What you find is a beautiful orchestration of multi-dimensional data visualized in a nifty way. As you drag the slider, it’s immediately obvious, when a protocol entered pcapr, the overall coverage of the pcap that contained the protocol as well as the total number of pcaps that contained that protocol and finally the meaning of 42.
Just so you know, there were no packets harmed in this process!
Posted in CouchDB, UI, pcapr, Announcements, Ruby, Tools | Permalink | Trackback

October 1st, 2009 at 8:19 am
[…] Mu Dynamics Research Labs » Blog Archive » Multi-dimensional data visualization labs.mudynamics.com/2009/10/01/multi-dimensional-data-visualization – view page – cached Way back in grad school, I was working on a project involving Auralization. The key idea was that your ear can process multi-dimensional data (pitch, volume, instruments, silence, tempo, etc) way… (Read more)Way back in grad school, I was working on a project involving Auralization. The key idea was that your ear can process multi-dimensional data (pitch, volume, instruments, silence, tempo, etc) way better than your eyes can (try closing your eyes and listening to a Bach Fugue). So back then, we tried to take these types of data (stocks, sales reports, expenses, etc) and created MIDI files out of it to understand trends. Ever since I saw the Hans Rosling’s TED Talk I’ve wondered the applicability of this type of visualization on something other than economics. (Read less) — From the page […]
October 1st, 2009 at 9:05 am
Wow, this is amazing. I’ve been combining protovis with CouchDB recently but I didn’t know Hans Rosling’s software had been made available by Google.
October 2nd, 2009 at 12:29 am
[…] http://labs.mudynamics.com/2009/10/01/multi-dimensional-data-visualization/ ça serait cool pour IP-Link ( http://ip-link.wikidot.com/ ) […]
October 16th, 2009 at 12:14 pm
Cool stuff! Glad I finally remembered to check this out on my machine that Flash doesn’t crash.
I too have scads of data in CouchDB and this is an awesome idea for displaying it. Any gotchas or tricks you used on the CouchDB end would be helpful (like, did you use a full map reduce, or just a null document when building the view?). I for one would appreciate any tips you could post up, say on the CouchDB wiki?

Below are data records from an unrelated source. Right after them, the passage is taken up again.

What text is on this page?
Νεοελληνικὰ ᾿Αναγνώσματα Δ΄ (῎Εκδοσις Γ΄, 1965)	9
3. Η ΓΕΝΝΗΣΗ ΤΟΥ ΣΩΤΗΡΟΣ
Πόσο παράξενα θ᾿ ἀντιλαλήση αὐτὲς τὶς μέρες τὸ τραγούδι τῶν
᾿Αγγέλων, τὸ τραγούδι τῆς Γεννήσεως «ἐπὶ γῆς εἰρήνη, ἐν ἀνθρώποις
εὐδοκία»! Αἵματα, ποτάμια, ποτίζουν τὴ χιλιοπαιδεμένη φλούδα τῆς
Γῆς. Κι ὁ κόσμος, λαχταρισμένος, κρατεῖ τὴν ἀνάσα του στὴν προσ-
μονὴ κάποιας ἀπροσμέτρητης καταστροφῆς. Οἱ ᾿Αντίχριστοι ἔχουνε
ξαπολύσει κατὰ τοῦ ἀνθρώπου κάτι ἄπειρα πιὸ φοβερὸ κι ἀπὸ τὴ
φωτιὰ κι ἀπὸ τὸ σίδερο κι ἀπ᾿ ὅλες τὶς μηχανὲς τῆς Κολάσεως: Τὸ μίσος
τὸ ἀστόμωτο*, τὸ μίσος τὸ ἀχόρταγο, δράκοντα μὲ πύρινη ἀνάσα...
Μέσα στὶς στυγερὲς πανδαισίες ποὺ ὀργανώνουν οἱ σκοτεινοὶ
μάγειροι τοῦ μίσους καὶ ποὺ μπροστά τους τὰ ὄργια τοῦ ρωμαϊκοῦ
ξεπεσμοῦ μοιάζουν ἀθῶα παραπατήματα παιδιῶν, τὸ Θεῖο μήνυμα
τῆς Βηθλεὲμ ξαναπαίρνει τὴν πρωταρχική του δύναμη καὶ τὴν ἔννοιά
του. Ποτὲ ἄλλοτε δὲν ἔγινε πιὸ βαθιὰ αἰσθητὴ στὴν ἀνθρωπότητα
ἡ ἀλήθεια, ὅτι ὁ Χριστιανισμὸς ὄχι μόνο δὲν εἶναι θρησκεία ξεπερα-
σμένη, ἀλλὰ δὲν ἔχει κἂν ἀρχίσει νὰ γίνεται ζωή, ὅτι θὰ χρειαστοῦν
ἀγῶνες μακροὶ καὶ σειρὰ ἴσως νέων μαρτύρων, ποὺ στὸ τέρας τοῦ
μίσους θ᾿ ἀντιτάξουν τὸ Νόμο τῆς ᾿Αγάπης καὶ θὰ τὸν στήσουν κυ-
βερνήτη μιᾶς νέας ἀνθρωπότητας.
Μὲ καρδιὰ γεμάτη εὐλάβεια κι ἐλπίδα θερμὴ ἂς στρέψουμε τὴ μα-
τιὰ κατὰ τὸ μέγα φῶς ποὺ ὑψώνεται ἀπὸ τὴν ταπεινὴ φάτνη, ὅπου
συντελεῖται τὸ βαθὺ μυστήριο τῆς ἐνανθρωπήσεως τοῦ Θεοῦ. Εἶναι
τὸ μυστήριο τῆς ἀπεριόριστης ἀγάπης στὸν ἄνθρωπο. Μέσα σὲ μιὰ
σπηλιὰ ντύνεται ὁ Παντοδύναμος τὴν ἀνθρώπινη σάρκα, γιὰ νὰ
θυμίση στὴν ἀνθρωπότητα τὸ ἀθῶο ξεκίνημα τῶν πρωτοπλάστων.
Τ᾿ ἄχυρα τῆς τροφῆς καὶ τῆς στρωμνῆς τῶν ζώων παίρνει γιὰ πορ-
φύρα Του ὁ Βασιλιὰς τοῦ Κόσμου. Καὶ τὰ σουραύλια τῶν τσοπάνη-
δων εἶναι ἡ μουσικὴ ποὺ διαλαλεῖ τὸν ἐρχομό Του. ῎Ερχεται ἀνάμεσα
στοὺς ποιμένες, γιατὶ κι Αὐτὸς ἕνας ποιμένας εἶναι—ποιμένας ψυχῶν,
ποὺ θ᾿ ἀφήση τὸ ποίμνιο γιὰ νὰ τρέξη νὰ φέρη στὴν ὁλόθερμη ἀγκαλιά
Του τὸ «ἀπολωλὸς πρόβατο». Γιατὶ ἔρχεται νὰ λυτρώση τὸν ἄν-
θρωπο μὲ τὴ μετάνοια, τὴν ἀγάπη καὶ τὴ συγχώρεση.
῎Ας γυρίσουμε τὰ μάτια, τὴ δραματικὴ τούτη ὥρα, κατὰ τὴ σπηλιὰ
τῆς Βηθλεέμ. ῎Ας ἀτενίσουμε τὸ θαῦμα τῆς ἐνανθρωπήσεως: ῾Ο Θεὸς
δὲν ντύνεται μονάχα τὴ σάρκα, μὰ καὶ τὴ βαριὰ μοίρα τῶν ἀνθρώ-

October 25th, 2009 at 5:34 pm
[…] multi-dimensional data visualization […]
April 2nd, 2010 at 8:28 am
Real Nice Blog
Allow me to recommend Parallel Coordinates - This book is about visualization, systematically incorporating
the fantastic human pattern recognition into the problem-solving …
www.springer.com/mathematics/numerical…/978-0-387-21507-5 -
which is now available. It contains an easy to read chapter (10) on Data Mining. Among
others, I received a wonderful compliment from Stephen Hawking who also recommended
this “valuable book” to his students.
Best regards
Alfred
— Alfred Inselberg, Professor
School of Mathematical Sciences
Tel Aviv University
Tel Aviv 69978, Israel
April 2nd, 2010 at 8:34 am
Thanks Alfred. I’m aware of of parallel coordinates and definitely looks like a cool way to visualize n-dimensional data. Been thinking of adding that to http://www.pcapr.net/xtractr to visualize trends within packets.